Rep. Judy Chu, D-Calif., who chairs the Congressional Asian Pacific American Caucus, condemned Cornyn's comment, calling it "disgusting."

"Disparaging an entire ethnic group and culture like this is bigotry, plain and simple," she said in a statement Wednesday. "Over the past few days, Trump has repeatedly labeled this pandemic as the 'Chinese virus,' and his loyal Republican followers have come to his defense in increasingly hateful terms. Their words are inciting racism and violence against Asian Americans in the United States."
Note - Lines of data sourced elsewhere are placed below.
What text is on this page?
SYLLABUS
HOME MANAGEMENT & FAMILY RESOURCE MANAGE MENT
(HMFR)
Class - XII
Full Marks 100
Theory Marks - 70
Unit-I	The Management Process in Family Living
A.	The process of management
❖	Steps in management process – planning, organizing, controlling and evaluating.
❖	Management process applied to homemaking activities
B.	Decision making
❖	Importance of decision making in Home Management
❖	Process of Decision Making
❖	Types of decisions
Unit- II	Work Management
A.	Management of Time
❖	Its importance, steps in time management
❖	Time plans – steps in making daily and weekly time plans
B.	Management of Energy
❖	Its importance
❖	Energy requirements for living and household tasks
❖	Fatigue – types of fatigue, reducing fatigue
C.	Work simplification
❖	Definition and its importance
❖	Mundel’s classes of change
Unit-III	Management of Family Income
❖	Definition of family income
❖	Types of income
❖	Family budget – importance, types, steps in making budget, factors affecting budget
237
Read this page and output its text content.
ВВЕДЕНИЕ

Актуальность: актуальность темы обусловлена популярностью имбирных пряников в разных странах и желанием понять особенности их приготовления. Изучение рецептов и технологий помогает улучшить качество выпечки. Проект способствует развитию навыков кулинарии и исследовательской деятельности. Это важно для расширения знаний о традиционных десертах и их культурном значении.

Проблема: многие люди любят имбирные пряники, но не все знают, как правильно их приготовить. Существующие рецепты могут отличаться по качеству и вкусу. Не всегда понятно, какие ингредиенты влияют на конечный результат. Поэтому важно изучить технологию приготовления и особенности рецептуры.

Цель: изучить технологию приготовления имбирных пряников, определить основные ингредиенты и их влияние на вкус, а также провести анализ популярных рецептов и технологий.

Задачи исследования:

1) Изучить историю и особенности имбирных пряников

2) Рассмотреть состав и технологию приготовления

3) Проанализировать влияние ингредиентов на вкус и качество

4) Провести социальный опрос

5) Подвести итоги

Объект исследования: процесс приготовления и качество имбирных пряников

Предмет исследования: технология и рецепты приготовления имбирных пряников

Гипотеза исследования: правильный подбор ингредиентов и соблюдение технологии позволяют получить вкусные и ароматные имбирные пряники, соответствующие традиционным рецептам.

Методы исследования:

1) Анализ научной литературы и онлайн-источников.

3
Cornyn is hardly alone in placing blame on China. Trump has repeatedly done so at news conferences and online in recent weeks.

Early on, Trump dismissed concerns about the impending pandemic. He said the risk in the United States was limited to "one person coming in from China."

"We have it under control," he said on CNBC in January. "It's going to be just fine."

On Monday, the president's tone changed. He acknowledged that the coronavirus is a "real pandemic" and urged Americans to avoid gatherings of more than 10 people.

As the president has adopted a more serious tone to discuss the coronavirus outbreak in the U.S., he has also increasingly turned to calling it "the Chinese virus."

He stopped using the words coronavirus or covid-19 on his Twitter account on Sunday. Since then, he's exclusively referred to coronavirus as the "Chinese virus" in his tweets.

"It's not racist at all," Trump told reporters Wednesday. "Not at all. It comes from China. That's why. I want to be accurate."

Several GOP lawmakers, including Cornyn, have followed suit, even after the CDC and WHO rejected the label earlier this month and asked officials to use either "novel coronavirus" or "covid-19" to describe the disease.

Some have argued that the use of the term is a way to shift attention away from the Trump administration's failures in addressing the covid-19 outbreak early on. Other critics have said blaming China fans anti-Asian American hate, reignites old racist tropes and increases the risk of hate crimes and xenophobic attacks.

"The president's view that the virus was a Chinese problem contributed to his failure to understand the importance of testing people domestically for the virus and of having enough medical equipment to deal with the outbreak," Rep. Ted Lieu, D-Calif., wrote Wednesday in an op-ed for The Washington Post. "I wish the president could set aside his xenophobia for the moment while we try to keep Americans from dying."